Por “justiça”, o “principialismo bioético” entende como sendo a “imparcialidade na distribuição dos riscos e benefícios”, ou seja, “os iguais devem ser tratados igualmente e os desiguais desigualmente” (BEAUCHAMP; CHILDRESS, 2002, p. 352), destacando-se, assim, a equidade. Dessa forma, o princípio de justiça é o que nos obriga a garantir a distribuição justa, equitativa e universal dos benefícios de uma ação, ou seja, é a justiça entendida como um tratamento justo, considerando aquilo que é devido às pessoas. Tais aspectos têm implicações diretas para as situações em sala de aula, uma vez que os estudantes querem tratamento justo e não querem colegas que tenham tratamento especial ou privilégios. Os alunos não aceitam que, por exemplo, numa atividade em grupo, aquele que não trabalhou e os que trabalharam tenham a mesma nota. Eles esperam regras para administrarem o seu comportamento e são mais sensíveis em relação à iniquidade em suas várias formas (ANDERSON, 2001).
O último e essencial princípio, que pode ser aplicado quando somos confrontados com dilemas éticos, é a “veracidade”, sem o qual não há possibilidade que um educador seja visto como um indivíduo ético. Muito embora haja várias interpretações do que seja a “verdade”, impõe-se aqui um compromisso, diferenciando, assim, o que vimos do que pensamos ou acreditamos, evitando-se que um fato se torne distorcido ou deturpado. Anderson (2001) vai além, afirmando que prometer algo que não podemos cumprir é também semelhante a mentir, portanto antiético. A honestidade é a melhor postura, mesmo que seja embaraçosa, ou até mesmo dolorosa.
Esses princípios podem apontar para o conceito de competência do juízo moral, formulado em 1964, por Lawrence Kohlberg, que o define como “a capacidade de tomar decisões e julgar moralmente baseado em princípios internos e agir de acordo com tais juízos” (LIND, 2018, p. 1). Para Lind (2018), competência moral é a ponte entre as boas intenções morais e o comportamento moral.
Para Piaget (1996), as relações interpessoais têm um papel central no desenvolvimento da personalidade moral do indivíduo. Tais relações podem ser marcadas por um respeito unilateral, decorrendo na moral da coação, ou por um respeito mútuo, fruto de relações entre iguais, característico da moral da cooperação. A moral da coação e moral da cooperação correspondem aos estágios heterônomos e autônomos, respectivamente.

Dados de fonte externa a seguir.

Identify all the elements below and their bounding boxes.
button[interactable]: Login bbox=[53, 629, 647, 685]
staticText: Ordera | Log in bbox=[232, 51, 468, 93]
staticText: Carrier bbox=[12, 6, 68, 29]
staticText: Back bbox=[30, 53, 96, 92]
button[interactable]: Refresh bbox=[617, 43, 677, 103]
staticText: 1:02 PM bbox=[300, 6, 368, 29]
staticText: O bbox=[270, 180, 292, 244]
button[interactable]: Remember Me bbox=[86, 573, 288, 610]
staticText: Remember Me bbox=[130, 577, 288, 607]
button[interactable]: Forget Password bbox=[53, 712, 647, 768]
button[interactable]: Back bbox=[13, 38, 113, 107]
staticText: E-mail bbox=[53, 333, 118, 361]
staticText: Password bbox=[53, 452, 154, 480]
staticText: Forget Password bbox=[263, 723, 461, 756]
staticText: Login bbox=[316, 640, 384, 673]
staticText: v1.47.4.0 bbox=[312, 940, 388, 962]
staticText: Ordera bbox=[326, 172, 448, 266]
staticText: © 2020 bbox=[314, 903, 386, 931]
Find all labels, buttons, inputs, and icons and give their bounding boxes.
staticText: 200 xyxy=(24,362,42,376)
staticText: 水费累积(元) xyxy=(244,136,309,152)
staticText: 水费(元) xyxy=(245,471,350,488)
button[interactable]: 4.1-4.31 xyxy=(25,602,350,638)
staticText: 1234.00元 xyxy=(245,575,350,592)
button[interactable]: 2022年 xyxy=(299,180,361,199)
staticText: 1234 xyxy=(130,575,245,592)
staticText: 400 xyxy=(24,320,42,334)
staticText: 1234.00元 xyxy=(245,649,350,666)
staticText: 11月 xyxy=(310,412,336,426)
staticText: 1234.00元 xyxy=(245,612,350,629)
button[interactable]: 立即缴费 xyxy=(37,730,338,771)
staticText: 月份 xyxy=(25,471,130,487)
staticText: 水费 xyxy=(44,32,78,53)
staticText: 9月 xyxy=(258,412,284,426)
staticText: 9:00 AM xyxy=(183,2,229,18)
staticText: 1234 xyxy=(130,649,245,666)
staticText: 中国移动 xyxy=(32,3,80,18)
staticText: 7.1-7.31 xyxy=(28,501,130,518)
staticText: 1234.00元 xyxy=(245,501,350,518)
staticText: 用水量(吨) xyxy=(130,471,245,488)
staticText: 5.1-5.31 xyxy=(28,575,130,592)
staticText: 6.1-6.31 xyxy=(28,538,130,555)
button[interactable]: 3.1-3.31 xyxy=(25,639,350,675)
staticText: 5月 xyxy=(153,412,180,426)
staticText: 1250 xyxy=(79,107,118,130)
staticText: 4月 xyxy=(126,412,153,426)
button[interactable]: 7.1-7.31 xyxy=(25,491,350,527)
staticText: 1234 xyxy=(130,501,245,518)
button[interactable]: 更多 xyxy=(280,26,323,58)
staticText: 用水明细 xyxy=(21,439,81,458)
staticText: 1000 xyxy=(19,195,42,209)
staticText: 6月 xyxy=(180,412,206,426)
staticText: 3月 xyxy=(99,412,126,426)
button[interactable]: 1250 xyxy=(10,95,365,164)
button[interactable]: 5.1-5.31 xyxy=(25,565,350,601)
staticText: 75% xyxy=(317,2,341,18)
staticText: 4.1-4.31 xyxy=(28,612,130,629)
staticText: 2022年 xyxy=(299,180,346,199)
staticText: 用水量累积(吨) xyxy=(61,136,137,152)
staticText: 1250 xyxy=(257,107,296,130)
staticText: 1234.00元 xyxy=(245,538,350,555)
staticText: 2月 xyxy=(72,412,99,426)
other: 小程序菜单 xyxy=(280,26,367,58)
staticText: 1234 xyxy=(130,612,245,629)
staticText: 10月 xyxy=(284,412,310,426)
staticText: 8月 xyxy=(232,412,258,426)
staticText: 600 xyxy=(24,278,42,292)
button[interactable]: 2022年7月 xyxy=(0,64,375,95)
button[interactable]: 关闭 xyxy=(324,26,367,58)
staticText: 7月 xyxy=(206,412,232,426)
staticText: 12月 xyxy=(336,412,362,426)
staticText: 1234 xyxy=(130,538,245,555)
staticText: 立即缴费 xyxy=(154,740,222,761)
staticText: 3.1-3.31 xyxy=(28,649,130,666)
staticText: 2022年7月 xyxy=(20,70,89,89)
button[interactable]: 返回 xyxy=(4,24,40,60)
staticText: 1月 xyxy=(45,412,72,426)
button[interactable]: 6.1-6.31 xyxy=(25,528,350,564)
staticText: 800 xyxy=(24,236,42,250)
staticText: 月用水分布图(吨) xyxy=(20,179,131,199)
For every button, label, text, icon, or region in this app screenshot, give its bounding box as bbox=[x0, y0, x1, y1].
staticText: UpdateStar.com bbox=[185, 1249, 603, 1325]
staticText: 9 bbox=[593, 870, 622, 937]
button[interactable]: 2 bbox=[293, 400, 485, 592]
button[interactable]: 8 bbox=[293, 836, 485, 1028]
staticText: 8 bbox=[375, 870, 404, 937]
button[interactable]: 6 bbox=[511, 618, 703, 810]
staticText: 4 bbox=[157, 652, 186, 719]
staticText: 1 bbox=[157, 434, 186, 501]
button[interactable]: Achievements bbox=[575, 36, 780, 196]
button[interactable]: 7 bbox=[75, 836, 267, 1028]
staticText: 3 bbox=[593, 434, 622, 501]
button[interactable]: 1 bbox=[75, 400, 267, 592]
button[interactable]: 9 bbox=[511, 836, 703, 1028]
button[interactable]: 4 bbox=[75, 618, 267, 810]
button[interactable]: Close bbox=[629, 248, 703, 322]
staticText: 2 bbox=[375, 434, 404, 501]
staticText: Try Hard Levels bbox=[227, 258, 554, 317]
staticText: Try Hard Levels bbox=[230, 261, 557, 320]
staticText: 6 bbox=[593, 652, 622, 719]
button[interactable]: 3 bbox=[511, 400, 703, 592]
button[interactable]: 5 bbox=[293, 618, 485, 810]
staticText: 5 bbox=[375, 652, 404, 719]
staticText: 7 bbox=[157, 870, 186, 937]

É importante destacar que o clima afetivo institucional, direta e indiretamente, influencia o desenvolvimento da competência moral dos profissionais. Em nosso caso, o ambiente da formação inicial docente pode contribuir para o desenvolvimento de tal competência e para o exercício de tomada de decisão.
Como Piaget (1996), Kohlberg (1984) afirma que as propriedades afetiva e cognitiva são distintas, mas são aspectos inseparáveis do comportamento moral. Para ele, o ato moral não pode ser definido por critérios puramente cognitivos ou motivacionais.

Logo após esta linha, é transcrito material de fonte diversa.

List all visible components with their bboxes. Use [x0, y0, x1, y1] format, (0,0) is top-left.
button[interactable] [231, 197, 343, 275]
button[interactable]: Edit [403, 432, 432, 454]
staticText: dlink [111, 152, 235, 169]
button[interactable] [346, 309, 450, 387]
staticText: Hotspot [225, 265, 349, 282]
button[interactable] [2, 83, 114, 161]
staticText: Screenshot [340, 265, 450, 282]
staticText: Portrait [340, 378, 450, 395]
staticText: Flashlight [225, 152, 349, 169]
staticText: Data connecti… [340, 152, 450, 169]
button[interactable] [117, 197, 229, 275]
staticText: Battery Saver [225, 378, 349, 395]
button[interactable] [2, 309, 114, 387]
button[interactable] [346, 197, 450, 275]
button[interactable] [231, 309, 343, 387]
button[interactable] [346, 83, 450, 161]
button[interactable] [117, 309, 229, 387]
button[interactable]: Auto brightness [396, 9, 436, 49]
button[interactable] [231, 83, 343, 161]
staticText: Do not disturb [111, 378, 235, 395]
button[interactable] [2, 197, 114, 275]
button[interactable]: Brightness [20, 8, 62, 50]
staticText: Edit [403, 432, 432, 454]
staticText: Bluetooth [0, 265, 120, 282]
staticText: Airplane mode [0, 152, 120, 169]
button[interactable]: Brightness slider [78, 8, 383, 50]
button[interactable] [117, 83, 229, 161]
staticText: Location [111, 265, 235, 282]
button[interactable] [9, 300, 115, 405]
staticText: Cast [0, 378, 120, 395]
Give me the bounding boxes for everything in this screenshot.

O QUE DIZEM ALGUNS CÓDIGOS DE ÉTICA
A complexidade multifacetada da atividade docente é objeto de códigos de ética que assumem formas diversas na estrutura, no conteúdo e na função.
A fim de verificar como os códigos de ética docentes se apresentam em diferentes países, um breve levantamento foi realizado daqueles códigos disponíveis na versão on-line, em português, inglês e espanhol. Foram encontrados documentos de diferentes países (Estados Unidos, Nova Zelândia, Peru, Brasil, Malta), na forma de diretrizes gerais, manuais e documentos legais, em sites governamentais, de associações profissionais e de universidades.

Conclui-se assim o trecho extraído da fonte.